Anyway, way off topic other than as a interest in how Tesla is going to accomplish their quick rampup.
 
It's worth noting people vary quite a bit obviously. Someone like Elon may be exceptionally well suited to long term extreme hours, but that's at the end of the human bell curve. Studies are about people at large, which is usually the data you want to know when you're talking about groups larger than a few people.

We often tell anecdotes of individuals precisely because they differ from the norm and stand out. That's not to detract from amazing specific individuals or actions, just to note that it's dangerous to extrapolate those to a general population.

Anyway, way off topic other than as a interest in how Tesla is going to accomplish their quick rampup.

It is also worth pointing out that personal life really affects how much you can work. I can work about 60 hours a week sustained and still be fine, at least I could when I was single, going to bars. Not that I am married working 50 hours seems to 'feel' about the same. And when single working 6 days wasn't really a problem, unless I had and event I wanted to go to during the weekend. Now with a house, and being married, and having dogs working on Saturday stings a bit more.

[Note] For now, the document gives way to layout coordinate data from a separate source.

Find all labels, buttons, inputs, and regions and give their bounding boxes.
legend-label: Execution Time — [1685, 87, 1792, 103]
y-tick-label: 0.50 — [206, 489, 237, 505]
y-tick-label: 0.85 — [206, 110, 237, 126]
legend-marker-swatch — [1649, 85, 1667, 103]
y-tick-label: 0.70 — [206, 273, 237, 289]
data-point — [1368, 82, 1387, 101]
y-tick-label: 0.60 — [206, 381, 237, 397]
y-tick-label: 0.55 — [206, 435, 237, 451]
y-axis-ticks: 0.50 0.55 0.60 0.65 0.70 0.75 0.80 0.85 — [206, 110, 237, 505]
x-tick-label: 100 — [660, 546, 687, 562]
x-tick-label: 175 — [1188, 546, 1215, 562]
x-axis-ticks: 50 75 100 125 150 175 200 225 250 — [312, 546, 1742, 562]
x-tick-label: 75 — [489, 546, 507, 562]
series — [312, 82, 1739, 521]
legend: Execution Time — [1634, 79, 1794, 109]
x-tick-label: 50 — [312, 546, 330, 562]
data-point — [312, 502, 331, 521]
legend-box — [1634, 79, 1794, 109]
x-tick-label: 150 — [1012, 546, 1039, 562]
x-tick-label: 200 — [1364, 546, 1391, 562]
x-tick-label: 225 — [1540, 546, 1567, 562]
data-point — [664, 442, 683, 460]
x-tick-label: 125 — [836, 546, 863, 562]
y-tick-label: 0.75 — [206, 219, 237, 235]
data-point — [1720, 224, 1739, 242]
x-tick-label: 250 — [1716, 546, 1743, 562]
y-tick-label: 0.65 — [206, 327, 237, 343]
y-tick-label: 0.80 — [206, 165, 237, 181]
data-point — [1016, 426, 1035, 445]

And once I hit about 75 hours in a week I am pretty much worthless after that. I have been able to do about 3 80 hour weeks but any more than that I would probably end up quitting. Those long weeks normally are crap work, or at least have been for me. Most of my 60 hour weeks were 'good' interesting work, so they didn't hurt as bad.
 
The productivity/defect studies aren't about over the life of a career, it's about productivity in shorter time frames. Things well matched to this "make or break" scenario.

Studies about career length stuff tend to deal with worker retention problems and/or long term medical issues (such as depression).

For anyone interested, here's an article that does a good job of capturing a lot of the issues and results of studies. It's not a study, it's a Salon article, so it's intentionally a synopsis (well, the first 1/2 is synopsis, the back half is more a call to action).
Bring back the 40-hour work week - Salon.com

There's so many assumptions being made about 'people' in general, that I can't take any of it seriously. The article is being written as if all people are created equally; as if they are all equally skilled, equally devoted, equally motivated, equally intelligent, equally hardworking, have equal amounts of common sense, practicality, are affected by their environment equally, take care of themselves equally, have equal family/homelife/friend/relationships and support...and so on.

That is not the reality of 'people', therefore a study, an article, a synopsis, whathaveyou, is of no relevance. First, you'd have to start with a group of people who are equal in 'all' aspects to get accurate data that could be applied to all, and that's not possible.

Mental and physical tolerance for work is individual and based on an infinite number of factors. Mental, physical and emotional health is also individual and based on an infinite number of factors. We can make some VERY general assumptions.

1. When a person is tired their capacity for thinking and doing is reduced. How much, to what degree, at what point it kicks in...speculation at best and varies from person to person. One person's 10% reduced rate might still be 50% better than another's.

2. Working 60-80hr work weeks is not sustainable. But the non-sustainable point is different for everyone.

3. Having to do shift work is far harder on the body than a few extra hours done each week on a shift that never changes.

4. People love to complain about what's not going right in their lives, instead of being happy about what is going right. (Yeah, I know. Doesn't seem to belong, but think about it.)
 
The article mentioned some 150 years of data points and studies and you sort of just threw all that out, so I'm not sure what you'd feel has value.

Yes, individuals of any population (people or otherwise) vary by quite a bit, but that doesn't invalidate studies on impacts of larger populations as a whole. That's a principle behind all sorts of scientific study.

For me, I'll defer to the judgment of the published experts since they're far more knowledgeable than my personal, subjective, or anecdotal experience.